Note de l’observatoire de macroéconomie n°2022-01
La France a connu une récession sans précédemment avec la crise de la COVID-19 : une chute de 17 points de son PIB au creux de la crise (2020 T3). La vitesse de la sortie de crise est aussi inédite : en 7 trimestres, le niveau de PIB d’avant crise est retrouvé.
L’analyse montre que cette résilience exceptionnelle de l’économie française est fortement liée aux mesures de soutien de l’activité prises par le gouvernent depuis le début de la crise sanitaire : sans elles, la baisse du PIB aurait été de 37 points de PIB et le niveau de PIB d’avant crise aurait été retrouvé après 13,5 trimestres.
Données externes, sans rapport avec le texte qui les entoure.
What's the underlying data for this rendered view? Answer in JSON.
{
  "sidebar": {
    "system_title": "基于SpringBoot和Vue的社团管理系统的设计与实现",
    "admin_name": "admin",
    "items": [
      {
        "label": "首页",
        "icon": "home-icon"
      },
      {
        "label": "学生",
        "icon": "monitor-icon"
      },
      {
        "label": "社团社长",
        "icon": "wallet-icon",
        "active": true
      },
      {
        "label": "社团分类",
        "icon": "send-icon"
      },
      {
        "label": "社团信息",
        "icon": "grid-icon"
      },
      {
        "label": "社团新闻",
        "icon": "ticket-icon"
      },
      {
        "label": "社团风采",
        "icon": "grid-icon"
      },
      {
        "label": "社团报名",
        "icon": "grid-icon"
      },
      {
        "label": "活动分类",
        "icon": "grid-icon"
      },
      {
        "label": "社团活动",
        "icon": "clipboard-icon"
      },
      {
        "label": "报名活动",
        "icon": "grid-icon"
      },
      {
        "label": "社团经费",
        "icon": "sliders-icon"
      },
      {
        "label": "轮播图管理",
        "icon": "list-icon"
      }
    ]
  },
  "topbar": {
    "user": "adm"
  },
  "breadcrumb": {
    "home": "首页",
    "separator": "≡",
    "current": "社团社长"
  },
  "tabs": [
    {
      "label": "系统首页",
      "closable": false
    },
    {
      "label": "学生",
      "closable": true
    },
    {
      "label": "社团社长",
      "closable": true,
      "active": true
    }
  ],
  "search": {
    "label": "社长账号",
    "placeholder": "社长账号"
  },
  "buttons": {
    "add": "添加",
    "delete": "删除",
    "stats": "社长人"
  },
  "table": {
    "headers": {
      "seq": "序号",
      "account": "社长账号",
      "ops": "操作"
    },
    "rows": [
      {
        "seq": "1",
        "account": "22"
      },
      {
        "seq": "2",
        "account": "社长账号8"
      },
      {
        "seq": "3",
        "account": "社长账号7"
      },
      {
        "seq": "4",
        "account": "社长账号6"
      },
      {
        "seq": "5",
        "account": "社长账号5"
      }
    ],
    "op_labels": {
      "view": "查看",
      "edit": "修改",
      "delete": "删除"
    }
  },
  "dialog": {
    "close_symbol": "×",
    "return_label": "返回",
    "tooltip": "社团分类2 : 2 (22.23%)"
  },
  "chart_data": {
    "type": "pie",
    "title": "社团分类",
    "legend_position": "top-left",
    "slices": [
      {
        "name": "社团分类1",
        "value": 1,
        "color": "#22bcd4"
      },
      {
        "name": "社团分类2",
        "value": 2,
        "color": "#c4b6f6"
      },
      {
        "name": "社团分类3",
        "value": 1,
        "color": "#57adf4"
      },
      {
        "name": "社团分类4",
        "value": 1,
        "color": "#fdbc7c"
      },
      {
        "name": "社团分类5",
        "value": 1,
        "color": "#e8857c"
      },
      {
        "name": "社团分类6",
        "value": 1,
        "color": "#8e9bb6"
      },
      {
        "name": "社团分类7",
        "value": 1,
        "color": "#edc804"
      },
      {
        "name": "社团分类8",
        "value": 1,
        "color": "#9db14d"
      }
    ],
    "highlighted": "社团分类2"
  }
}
La combinaison de la hausse des dépenses publiques à court terme relayée par une baisse de la pression fiscale à moyen terme explique cette dynamique.
Ces mesures exceptionnelles ont eu pour contrepartie d’accroître le ratio de dette sur PIB, celui-ci atteignant 115 %. Toutefois, l’analyse montre que si le gouvernement n’avait pas pris ces mesures, alors le ratio de dette aurait pu atteindre 145 % compte tenude l’effondrement de l’activité.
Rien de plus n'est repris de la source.